29. The process of claim 28 wherein the ashless dispersant is selected from hydrocarbyl succinimides, hydrocarbyl succinamides, mixed ester/amides of hydrocarbyl-substituted succinic acid, hydroxyesters of hydrocarbyl-substituted succinic acid, Mannich condensation products of hydrocarbyl-substituted phenols, formaldehyde and polyamines, and mixtures thereof.

30. The process of claim 29 wherein the amount of phosphorus acid or anhydride is from about 0.001 mole to 0.999 mole per mole of basic nitrogen and hydroxyl in the composition and the amount of boron compound is from about 0.001 mole to about 1 mole per mole of basic nitrogen and hydroxyl in the mixture which is in excess of the molar amount of phosphorus acid.

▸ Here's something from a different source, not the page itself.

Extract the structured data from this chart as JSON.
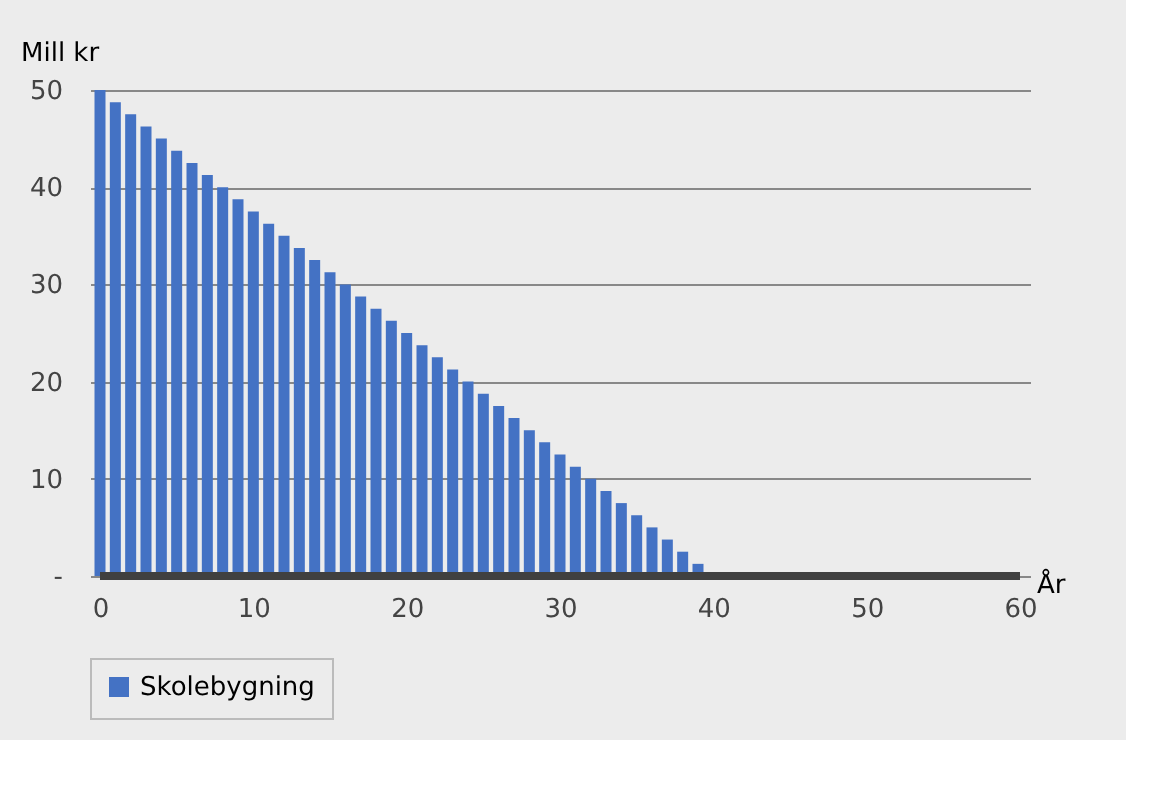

31. The process of claim 30 wherein the ashless dispersant is a hydrocarbyl succinimide.

32. The process of claim 31 wherein the ashless dispersant is a polyisobutenyl succinimide in which the polyisobutenyl group has a number average molecular weight of from about 800 to 5,000.

33. The process of claim 31 wherein the acid is phosphorous acid, the boron compound is boric acid and water is added to the mixture.

34. The process of claim 27 which is carried out in the presence of a benzotriazole.

35. The process of claim 27 which is carried out in the presence of a C₁₂ to C₂₄ alkyl amine so as to provide a molar amount of basic nitrogen up to that equal to the molar amount of basic nitrogen contributed by the ashless dispersant.